Two English scientists, Thomas Wedgwood and Humphry Davy made the first experiments on the creation of a photographic support. They obtained images, but which lasted only a few minutes before fading... They had not found way to fix them.
From its part(On its side), Jacques Alexandre Caesar Charles, French, dealt with similar works and succeeded in fixing vague and little contrasted silhouettes.
It was necessary to find a way to keep the images in time, by stopping the sensibility of supports in the light…
4. 1826: The first photography by Nicéphore Niepce
By 1826-1827, after eleven years of research, the French physicist Niepce succeeded in photographing the landscape which he saw of his window.
He obtained a cliché reflecting well enough the reality, with nevertheless an exposure time which counted in hours (8 hours!).
The support was a plate of tin, made photosensitive, adapted in Camera Obscura.
Niepce called this process a heliography (of Helios, the sun).
In 1832, Niepce joins to Louis Daguerre ( 1787-1851 ), but he dies in 1833. It is Daguerre who returns the popular process, by developing the daguerreotype in 1839: images realized on plates of copper, plated of silver and handled to be photosensitive. The image is then revealed thanks to vapors of mercury.
The daguerreotype was dear and dangerous, because of the used chemicals. The box with mercury allowed to develop daguerreotypes. A tablet served to put the spirit lamp to warm the metallic small dish containing the mercury.
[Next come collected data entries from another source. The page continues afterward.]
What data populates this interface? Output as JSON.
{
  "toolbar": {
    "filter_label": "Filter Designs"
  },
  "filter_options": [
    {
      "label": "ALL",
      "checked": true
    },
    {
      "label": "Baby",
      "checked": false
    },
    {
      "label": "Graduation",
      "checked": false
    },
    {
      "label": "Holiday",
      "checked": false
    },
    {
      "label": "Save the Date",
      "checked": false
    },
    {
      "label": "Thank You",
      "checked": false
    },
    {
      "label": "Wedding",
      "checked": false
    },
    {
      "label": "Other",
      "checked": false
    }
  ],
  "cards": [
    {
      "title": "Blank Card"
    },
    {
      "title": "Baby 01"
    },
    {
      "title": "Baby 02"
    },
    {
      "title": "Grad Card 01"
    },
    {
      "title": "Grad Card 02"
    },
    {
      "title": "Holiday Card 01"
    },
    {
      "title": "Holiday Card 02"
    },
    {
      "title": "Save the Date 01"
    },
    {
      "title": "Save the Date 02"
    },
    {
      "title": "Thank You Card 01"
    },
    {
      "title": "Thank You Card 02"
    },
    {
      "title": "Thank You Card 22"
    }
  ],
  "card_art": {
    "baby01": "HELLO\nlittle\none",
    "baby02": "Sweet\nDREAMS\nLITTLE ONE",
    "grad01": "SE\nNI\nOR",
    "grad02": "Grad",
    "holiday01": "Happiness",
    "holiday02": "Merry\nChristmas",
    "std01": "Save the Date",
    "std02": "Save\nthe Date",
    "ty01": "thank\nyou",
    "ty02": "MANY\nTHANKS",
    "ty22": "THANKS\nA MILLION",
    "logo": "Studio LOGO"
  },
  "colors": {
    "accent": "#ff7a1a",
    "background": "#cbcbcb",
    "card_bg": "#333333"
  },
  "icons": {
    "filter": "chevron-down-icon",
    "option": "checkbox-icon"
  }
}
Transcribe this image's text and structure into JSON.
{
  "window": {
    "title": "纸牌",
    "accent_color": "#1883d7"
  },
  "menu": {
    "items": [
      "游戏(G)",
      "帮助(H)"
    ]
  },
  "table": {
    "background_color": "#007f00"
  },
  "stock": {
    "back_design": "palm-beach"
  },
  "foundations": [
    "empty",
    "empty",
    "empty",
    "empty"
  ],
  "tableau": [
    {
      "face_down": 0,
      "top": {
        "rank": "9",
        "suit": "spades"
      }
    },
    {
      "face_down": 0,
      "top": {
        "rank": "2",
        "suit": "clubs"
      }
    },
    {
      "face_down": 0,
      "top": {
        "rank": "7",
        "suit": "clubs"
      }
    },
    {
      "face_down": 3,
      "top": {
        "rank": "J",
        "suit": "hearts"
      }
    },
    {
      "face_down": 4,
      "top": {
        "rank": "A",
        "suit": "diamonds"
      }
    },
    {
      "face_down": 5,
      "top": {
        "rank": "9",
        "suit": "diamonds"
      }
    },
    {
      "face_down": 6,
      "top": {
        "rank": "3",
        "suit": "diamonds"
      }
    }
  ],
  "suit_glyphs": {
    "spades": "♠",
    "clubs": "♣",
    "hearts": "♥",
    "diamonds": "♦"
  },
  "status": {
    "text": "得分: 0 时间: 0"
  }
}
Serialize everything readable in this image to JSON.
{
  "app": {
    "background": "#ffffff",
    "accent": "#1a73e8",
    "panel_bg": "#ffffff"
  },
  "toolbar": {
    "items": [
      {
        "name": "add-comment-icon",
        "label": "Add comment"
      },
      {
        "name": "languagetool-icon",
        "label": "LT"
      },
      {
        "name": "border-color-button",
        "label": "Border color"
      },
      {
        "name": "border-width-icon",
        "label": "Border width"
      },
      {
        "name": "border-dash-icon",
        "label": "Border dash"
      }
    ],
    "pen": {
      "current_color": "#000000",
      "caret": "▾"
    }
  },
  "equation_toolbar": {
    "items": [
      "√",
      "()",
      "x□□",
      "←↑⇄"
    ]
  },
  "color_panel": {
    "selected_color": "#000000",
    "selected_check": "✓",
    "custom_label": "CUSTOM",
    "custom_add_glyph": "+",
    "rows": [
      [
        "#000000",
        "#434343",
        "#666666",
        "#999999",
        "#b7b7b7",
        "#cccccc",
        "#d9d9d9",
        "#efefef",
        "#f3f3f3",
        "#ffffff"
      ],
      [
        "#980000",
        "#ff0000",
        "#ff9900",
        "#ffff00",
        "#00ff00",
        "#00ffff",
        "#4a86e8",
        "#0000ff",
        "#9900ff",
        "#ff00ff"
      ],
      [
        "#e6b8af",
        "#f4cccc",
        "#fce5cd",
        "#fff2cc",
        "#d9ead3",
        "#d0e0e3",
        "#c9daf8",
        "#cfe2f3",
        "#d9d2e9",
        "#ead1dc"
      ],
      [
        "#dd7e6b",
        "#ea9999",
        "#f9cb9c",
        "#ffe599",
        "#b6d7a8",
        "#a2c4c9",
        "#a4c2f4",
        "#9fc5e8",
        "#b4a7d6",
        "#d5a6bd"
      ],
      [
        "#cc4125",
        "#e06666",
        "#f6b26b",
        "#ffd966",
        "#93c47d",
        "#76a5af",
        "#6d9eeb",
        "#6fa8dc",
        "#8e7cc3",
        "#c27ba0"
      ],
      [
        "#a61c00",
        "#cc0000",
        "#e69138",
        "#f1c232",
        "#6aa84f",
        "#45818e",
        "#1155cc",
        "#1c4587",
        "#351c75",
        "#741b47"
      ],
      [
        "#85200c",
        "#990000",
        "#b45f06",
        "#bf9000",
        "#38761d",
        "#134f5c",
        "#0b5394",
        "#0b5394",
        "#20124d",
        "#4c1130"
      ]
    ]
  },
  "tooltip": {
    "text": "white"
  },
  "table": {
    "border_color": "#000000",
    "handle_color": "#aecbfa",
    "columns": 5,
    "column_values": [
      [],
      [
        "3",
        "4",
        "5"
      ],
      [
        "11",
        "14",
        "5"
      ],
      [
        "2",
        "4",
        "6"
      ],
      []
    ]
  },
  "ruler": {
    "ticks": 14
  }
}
The vapor of mercury rose by the open bottom of the box to settle on the plate arranged obliquely inside. The opening in semicircle, practised on the face before, allowed the operator to follow the development of the plate, through a red glass.
It required a relatively long exposure time: it was necessary to use a chair to paint the portrait of the people, what gave them an air a little stuck as show it Honoré Daumier's caricatures for the newspaper Tumult.
Daguerreotypes were fragile objects. They had often risen in frames to protect them. The produced images were unique: they could not be reproduced. Everybody wanted be " daguerréotyper " it was the fashion in the 1840s … One of the first functions of the photography was so the portrait.